Art. 3.De aanvrager voegt bij zijn aanvraag alle nuttige bewijsstukken vermeld in de bijlage van dit besluit.

Art. 4.De aanvrager geeft het Ministerie van Middenstand en Landbouw, evenals de bevoegde provinciale besturen, de toelating bij het Nationaal Instituut voor de Statistiek de gegevens van de hem betreffende land- en tuinbouwtellingen op te vragen en er rekening mee te houden als ze in tegenspraak zijn met de gegevens van zijn aanvraag.

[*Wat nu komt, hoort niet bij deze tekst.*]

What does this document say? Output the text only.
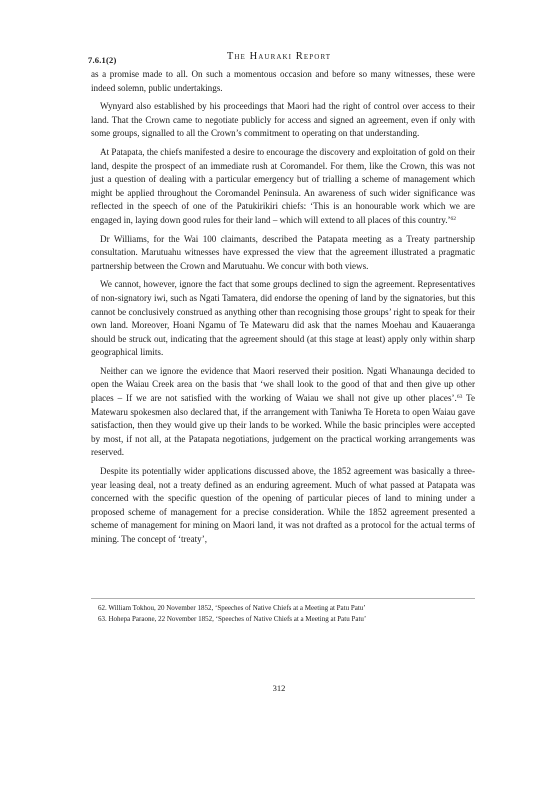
7.6.1(2)	The Hauraki Report

as a promise made to all. On such a momentous occasion and before so many witnesses, these were indeed solemn, public undertakings.

Wynyard also established by his proceedings that Maori had the right of control over access to their land. That the Crown came to negotiate publicly for access and signed an agreement, even if only with some groups, signalled to all the Crown’s commitment to operating on that understanding.

At Patapata, the chiefs manifested a desire to encourage the discovery and exploitation of gold on their land, despite the prospect of an immediate rush at Coromandel. For them, like the Crown, this was not just a question of dealing with a particular emergency but of trialling a scheme of management which might be applied throughout the Coromandel Peninsula. An awareness of such wider significance was reflected in the speech of one of the Patukirikiri chiefs: ‘This is an honourable work which we are engaged in, laying down good rules for their land – which will extend to all places of this country.’$^{62}$

Dr Williams, for the Wai 100 claimants, described the Patapata meeting as a Treaty partnership consultation. Marutuahu witnesses have expressed the view that the agreement illustrated a pragmatic partnership between the Crown and Marutuahu. We concur with both views.

We cannot, however, ignore the fact that some groups declined to sign the agreement. Representatives of non-signatory iwi, such as Ngati Tamatera, did endorse the opening of land by the signatories, but this cannot be conclusively construed as anything other than recognising those groups’ right to speak for their own land. Moreover, Hoani Ngamu of Te Matewaru did ask that the names Moehau and Kauaeranga should be struck out, indicating that the agreement should (at this stage at least) apply only within sharp geographical limits.

Neither can we ignore the evidence that Maori reserved their position. Ngati Whanaunga decided to open the Waiau Creek area on the basis that ‘we shall look to the good of that and then give up other places – If we are not satisfied with the working of Waiau we shall not give up other places’.$^{63}$ Te Matewaru spokesmen also declared that, if the arrangement with Taniwha Te Horeta to open Waiau gave satisfaction, then they would give up their lands to be worked. While the basic principles were accepted by most, if not all, at the Patapata negotiations, judgement on the practical working arrangements was reserved.

Despite its potentially wider applications discussed above, the 1852 agreement was basically a three-year leasing deal, not a treaty defined as an enduring agreement. Much of what passed at Patapata was concerned with the specific question of the opening of particular pieces of land to mining under a proposed scheme of management for a precise consideration. While the 1852 agreement presented a scheme of management for mining on Maori land, it was not drafted as a protocol for the actual terms of mining. The concept of ‘treaty’,

62. William Tokhou, 20 November 1852, ‘Speeches of Native Chiefs at a Meeting at Patu Patu’
63. Hohepa Paraone, 22 November 1852, ‘Speeches of Native Chiefs at a Meeting at Patu Patu’
312
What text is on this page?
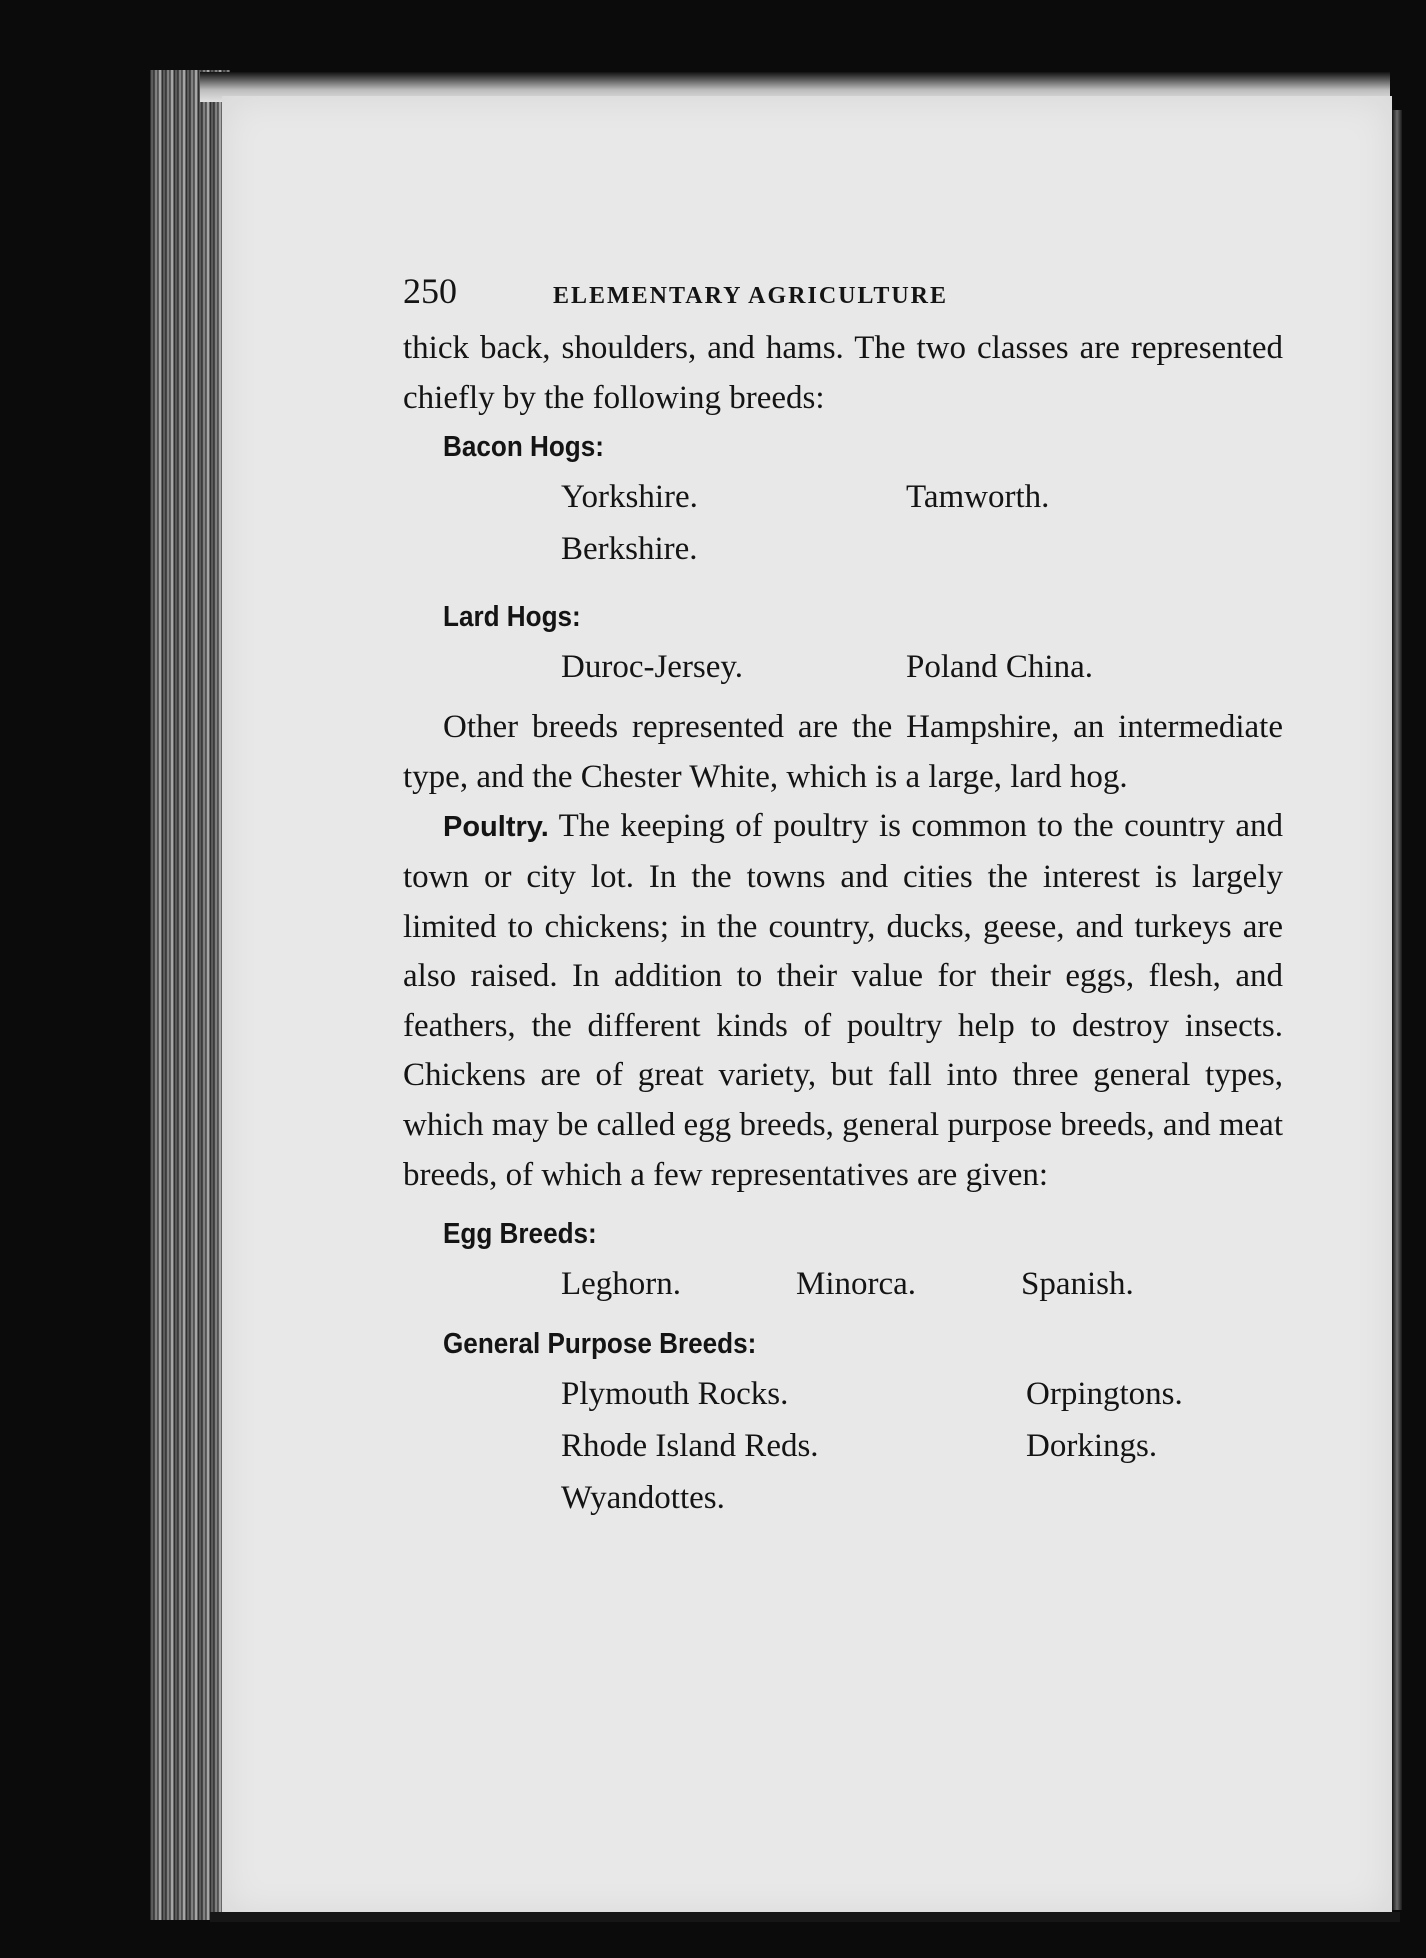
250	ELEMENTARY AGRICULTURE

thick back, shoulders, and hams. The two classes are represented chiefly by the following breeds:

Bacon Hogs:
Yorkshire.	Tamworth.
Berkshire.
Lard Hogs:
Duroc-Jersey.	Poland China.

Other breeds represented are the Hampshire, an intermediate type, and the Chester White, which is a large, lard hog.

Poultry. The keeping of poultry is common to the country and town or city lot. In the towns and cities the interest is largely limited to chickens; in the country, ducks, geese, and turkeys are also raised. In addition to their value for their eggs, flesh, and feathers, the different kinds of poultry help to destroy insects. Chickens are of great variety, but fall into three general types, which may be called egg breeds, general purpose breeds, and meat breeds, of which a few representatives are given:

Egg Breeds:
Leghorn.	Minorca.	Spanish.
General Purpose Breeds:
Plymouth Rocks.	Orpingtons.
Rhode Island Reds.	Dorkings.
Wyandottes.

Art. 5.Als de weideoppervlakte vermeld in het aanvraagformulier groter is dan de weideoppervlakte die werd aangegeven bij de oppervlakteaangifte voor de toekenning van premies voor bepaalde akkerbouwgewassen of voor rundvee die in 1996 bij het Ministerie van Middenstand en Landbouw werd ingediend wordt de schadeloosstelling beperkt tot de bij de oppervlakteaangifte aangegeven oppervlakte tijdelijke en blijvende weiden. Ingeval er geen oppervlakteaangifte in 1996 werd ingediend, zal er met de land- en tuinbouwtelling van 15 mei 1996 rekening gehouden worden.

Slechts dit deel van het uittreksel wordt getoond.